University of Colorado Denver Anschutz Medical Campus, Cardiovascular Pulmonary Research Laboratory, Aurora, Colorado, United States.
Abstract
Severe pulmonary hypertension (PH) associated with vascular remodeling is a long-term complication of HIV infection (HIV-PH) affecting 1/200 infected individuals vs. 1/200,000 frequency in the uninfected population. Factors accounting for increased PH susceptibility in HIV-infected individuals are unknown. Rhesus macaques infected with chimeric SHIVnef virions but not with SIV, display PH-like pulmonary vascular remodeling suggesting that HIV-Nef is associated with PH; these monkeys showed changes in nef sequences that correlated with pathogenesis after passage in vivo. We further examined whether HIV-nef alleles in HIV-PH subjects have signature sequences associated with the disease phenotype.
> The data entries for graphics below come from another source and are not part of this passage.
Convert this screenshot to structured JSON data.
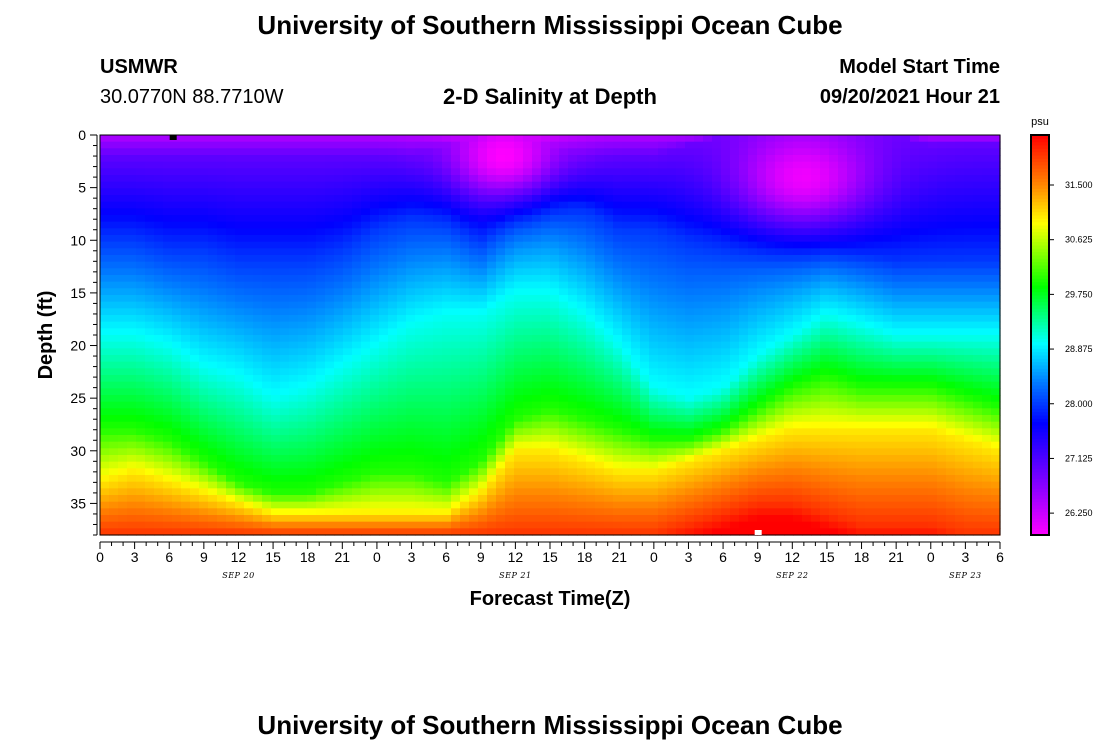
{
  "header": {
    "title": "University of Southern Mississippi Ocean Cube",
    "station": "USMWR",
    "coords": "30.0770N  88.7710W",
    "subtitle": "2-D Salinity at Depth",
    "model_label": "Model Start Time",
    "model_time": "09/20/2021 Hour 21"
  },
  "footer": {
    "title": "University of Southern Mississippi Ocean Cube"
  },
  "chart_data": {
    "type": "heatmap",
    "title": "2-D Salinity at Depth",
    "xlabel": "Forecast Time(Z)",
    "ylabel": "Depth (ft)",
    "x_units": "hours since 09/20 00Z",
    "xlim": [
      0,
      78
    ],
    "ylim": [
      38,
      0
    ],
    "x_tick_labels": [
      "0",
      "3",
      "6",
      "9",
      "12",
      "15",
      "18",
      "21",
      "0",
      "3",
      "6",
      "9",
      "12",
      "15",
      "18",
      "21",
      "0",
      "3",
      "6",
      "9",
      "12",
      "15",
      "18",
      "21",
      "0",
      "3",
      "6"
    ],
    "y_ticks": [
      0,
      5,
      10,
      15,
      20,
      25,
      30,
      35
    ],
    "date_labels": [
      {
        "label": "SEP 20",
        "hour": 12
      },
      {
        "label": "SEP 21",
        "hour": 36
      },
      {
        "label": "SEP 22",
        "hour": 60
      },
      {
        "label": "SEP 23",
        "hour": 75
      }
    ],
    "colorbar": {
      "unit": "psu",
      "min": 25.9,
      "max": 32.3,
      "ticks": [
        "31.500",
        "30.625",
        "29.750",
        "28.875",
        "28.000",
        "27.125",
        "26.250"
      ],
      "tick_values": [
        31.5,
        30.625,
        29.75,
        28.875,
        28.0,
        27.125,
        26.25
      ]
    },
    "isolines": {
      "hours": [
        0,
        3,
        6,
        9,
        12,
        15,
        18,
        21,
        24,
        27,
        30,
        33,
        36,
        39,
        42,
        45,
        48,
        51,
        54,
        57,
        60,
        63,
        66,
        69,
        72,
        75,
        78
      ],
      "depth_27.0": [
        2,
        2,
        2,
        2,
        2,
        2,
        2,
        2,
        2,
        2,
        1,
        0,
        0,
        1,
        2,
        2,
        2,
        1,
        0,
        0,
        0,
        0,
        0,
        0,
        1,
        1,
        1
      ],
      "depth_28.0": [
        10,
        10,
        11,
        11,
        12,
        12,
        12,
        11,
        9,
        8,
        8,
        10,
        7,
        6,
        7,
        9,
        9,
        10,
        10,
        10,
        10,
        10,
        11,
        12,
        12,
        12,
        12
      ],
      "depth_29.0": [
        19,
        19,
        20,
        22,
        23,
        25,
        24,
        22,
        20,
        18,
        17,
        17,
        15,
        15,
        17,
        20,
        24,
        25,
        24,
        21,
        19,
        17,
        18,
        19,
        19,
        19,
        19
      ],
      "depth_30.0": [
        28,
        28,
        29,
        31,
        33,
        34,
        34,
        33,
        32,
        32,
        33,
        31,
        27,
        26,
        27,
        28,
        29,
        29,
        28,
        26,
        24,
        23,
        24,
        24,
        24,
        25,
        26
      ],
      "depth_31.0": [
        33,
        32,
        33,
        34,
        35,
        36,
        36,
        36,
        36,
        36,
        36,
        34,
        30,
        30,
        31,
        32,
        32,
        31,
        30,
        29,
        28,
        28,
        28,
        28,
        28,
        29,
        30
      ],
      "depth_32.0": [
        38,
        38,
        38,
        38,
        38,
        38,
        38,
        38,
        38,
        38,
        38,
        38,
        38,
        38,
        38,
        38,
        38,
        37,
        36,
        35,
        35,
        36,
        37,
        37,
        37,
        38,
        38
      ]
    },
    "hotspots": [
      {
        "hour": 35,
        "depth": 2,
        "value": 25.9,
        "radius_h": 6,
        "radius_d": 5
      },
      {
        "hour": 61,
        "depth": 4,
        "value": 26.0,
        "radius_h": 8,
        "radius_d": 6
      }
    ]
  }
}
We evaluated specimens from participants with/without HIV-PH from European Registries and validated results with samples collected as part of the Lung-HIV Studies in San Francisco. We found that 10 polymorphisms in nef were over-represented in blood cells or lung tissue specimens from European HIV-PH individuals but significantly less frequent in HIV-infected without PH. These polymorphisms mapped to known functional domains in Nef. In the validation cohort, 7/10 polymorphisms in the HIV-nef gene were confirmed; these polymorphisms arose independently from viral load, CD4+ T cell counts, length of infection and antiretroviral therapy status. Two out of ten polymorphisms were previously reported in macaques with PH-like pulmonary vascular remodeling. Cloned recombinant Nef proteins from clinical samples down-regulated CD4, suggesting that these primary isolates are functional. This study offers new insights into the association between Nef polymorphisms in functional domains and the HIV-PH phenotype. Utility of these polymorphisms as predictors of PH should be examined in a larger population.